今年的第一场台风来袭,B市的天变的阴沉至极。
因为天气,秦臻便没让许阿姨来做饭,打算自己动手解决。
电话里是许阿姨担忧的声音:“你一个人真的可以吗?我还是过来吧,就算台风来了我也可以暂时住下。”

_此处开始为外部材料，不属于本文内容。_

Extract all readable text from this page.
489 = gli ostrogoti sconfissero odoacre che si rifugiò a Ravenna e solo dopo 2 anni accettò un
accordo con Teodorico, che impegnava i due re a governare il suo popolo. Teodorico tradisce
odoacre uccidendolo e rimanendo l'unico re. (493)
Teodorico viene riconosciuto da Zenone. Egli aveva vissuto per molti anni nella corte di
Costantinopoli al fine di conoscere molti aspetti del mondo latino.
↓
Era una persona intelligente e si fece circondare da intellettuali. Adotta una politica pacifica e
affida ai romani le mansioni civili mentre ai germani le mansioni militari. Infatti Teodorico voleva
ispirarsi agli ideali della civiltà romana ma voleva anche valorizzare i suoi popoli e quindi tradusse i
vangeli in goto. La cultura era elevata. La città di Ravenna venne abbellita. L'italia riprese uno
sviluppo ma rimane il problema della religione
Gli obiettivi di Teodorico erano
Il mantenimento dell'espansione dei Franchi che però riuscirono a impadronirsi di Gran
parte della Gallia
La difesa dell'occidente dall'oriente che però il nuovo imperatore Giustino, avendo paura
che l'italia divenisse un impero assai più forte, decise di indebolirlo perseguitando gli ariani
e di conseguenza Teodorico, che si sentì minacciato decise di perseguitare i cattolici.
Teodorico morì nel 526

秦臻边拿着伞,边笑着说:“不用,我可以,我会做饭的。再说了,你还要照顾家人。”
许阿姨仍旧不放心,千叮咛万嘱咐一番才挂掉电话。
一出门,抬头便是逐渐阴沉的天,秦臻想着要快点,不然一定会被淋湿。
“你好,”秦臻听见后面有人似乎在叫她,一回头是一个梳着马尾,面容清秀的女生。
秦臻回头看她的那一刻,粟孟有一种说不上来的感觉,熟悉又有一丝畏惧。
“有事吗?”秦臻问。
粟孟回过神:“我想问一下,最近的超市怎么走?”
秦臻语气淡淡:“我正要去,一起吧。”
“谢谢,”粟孟和秦臻并肩同行,用余光打量着这个同贺顾相像的女生,“快下雨了,你现在出门吗?”
秦臻目不斜视,只说:“你不一样?”
粟孟察觉到秦臻的冷漠,一路上不再多说,在快到时才开口:“谢谢你,我能不能再请你帮个忙?”
秦臻绕有意思地看向粟孟,问:“什么事?”
粟孟脸颊泛红,踌躇着:“我其实是路痴,可能回去也需要你带我。”
明明不是多管闲事的人,眼前人祈求的眼神,让秦臻并不恼火,她最终点头:“可以,不过我买完东西,你要是还没有出来,我就走了。”
“一定一定,谢谢,”粟孟满眼感激地看着秦臻。
说完,二人在门口分开。
秦臻不是那么的有食欲,随便挑了几样简单的,又拿了一把挂面,便走向收银台,刚好碰到了粟孟。看到粟孟手里的几瓶酒时,秦臻略感惊讶,也没多问。
“你看,我多准时,”粟孟笑着说。
秦臻嗯了一声,将沉默留给了粟孟。
“你不太爱说话?”粟孟好奇地问。
“也许吧,”秦臻往收银台上摆放着东西,随口说。
“我认识一个人,他可爱说话了,很唠叨,他叫贺顾,我的同学,”粟孟笑容愈发灿烂。
秦臻的动作顿了顿,却是不着痕迹,“是吗?”
粟孟眼神深了几分:“对,等下你可以去见见他,多有缘分。”
秦臻付完钱,说:“不用了,快下雨了。”
一路上,二人都未再多说什么,粟孟却在仔细端详着秦臻。
不远处别墅楼的阳台上,正站着几个少年有说有笑,当中的李雁瞥见回来的粟孟,大喊道:“班长!回来了!”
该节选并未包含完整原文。